Quando nell’ormai remoto 15 agosto 2020 il profilo Instagram di Nanni Moretti ha condiviso un video in cui, sotto le note di I’m Your Man di Leonard Cohen, il nostro riproponeva il suo memorabile giro in vespa per le strade deserte di Roma, ho pensato che in sella, spalle alla (foto)camera, non ci fosse davvero Nanni Moretti. Nel magma delle immagini istantanee, mi sono ricordato che un amico, un paio di anni fa, mi aveva girato un altro curioso surrogato parodico, questa volta in salsa videoludica: l’incursione a Spinaceto, con tanto di sonoro originale, ricollocata nella Liberty City di Grand Theft Auto. Senza nulla togliere all’uso dei social che Moretti sta facendo, e neppure all’autore di questo crossover consumato in partenza, ho pensato che se c’è una cosa che Moretti non ha davvero ancora saputo elaborare, rovesciandola come ha fatto prevedendo e riproponendo col suo cinema la fine della sinistra, il berlusconismo o la crisi della fede, è stata l’avvento della cultura digitale nella nostra società.
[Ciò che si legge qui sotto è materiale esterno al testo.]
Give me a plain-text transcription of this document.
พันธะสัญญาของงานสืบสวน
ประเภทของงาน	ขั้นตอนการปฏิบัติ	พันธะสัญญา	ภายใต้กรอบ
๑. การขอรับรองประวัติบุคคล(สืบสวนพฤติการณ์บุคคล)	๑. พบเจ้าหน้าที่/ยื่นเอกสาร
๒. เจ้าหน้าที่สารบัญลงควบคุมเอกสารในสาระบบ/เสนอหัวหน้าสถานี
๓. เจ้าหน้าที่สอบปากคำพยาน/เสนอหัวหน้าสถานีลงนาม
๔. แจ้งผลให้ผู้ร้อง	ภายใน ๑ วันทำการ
Il modo in cui ha cambiato le nostre vite, il nostro rapporto con noi stessi e gli altri, la percezione della nostra immagine, il nostro ricorso scontato, obbligato, alla prima persona singolare.

Che Caro diario, restaurato dalla Cineteca di Bologna a meno di trent’anni dalla sua uscita in sala, sia tornato nei cinema in due tornate, ma in ogni caso in un momento di paralisi e incertezza del settore, giocoforza accompagnato da un propagarsi del virtuale (anche cinematografico) nelle nostre vite, mi ricorda una di quelle congiunture paradossali che lo stesso Moretti avrebbe potuto raccontare nel suo film più personale e libero: perché Caro diario è stato il momento di massima elaborazione di quell’attitudine morettiana a sondare con il cinema la matassa tangibile dell’esistenza, senza inseguire alcuna tesi, ma al contrario partendo dalla qualsiasità del quotidiano e rivendicandone una legittimità altrimenti invisibile. Più volte associato ad un inguaribile narcisismo, in realtà Caro diario usava l’io come pretesto di un piccolo, grande poema collettivo sull’irrudicibile natura analogica del nostro tempo fra le cose, che tra peregrinazioni urbane, visite a isole come luoghi di concretizzazione dei nostri desideri, e diagnosi mediche inconcludenti, sapeva giocare a distillare una forma di adeguatezza verticale ai casi della vita, uno stoicismo non dogmatico di fronte alla pervasività dei dati discreti che, a partire dalla televisione, iniziavano a inquinare (e poi avrebbero invaso) la nostra esperienza, i nostri “costumi”, la nostra cultura sociale.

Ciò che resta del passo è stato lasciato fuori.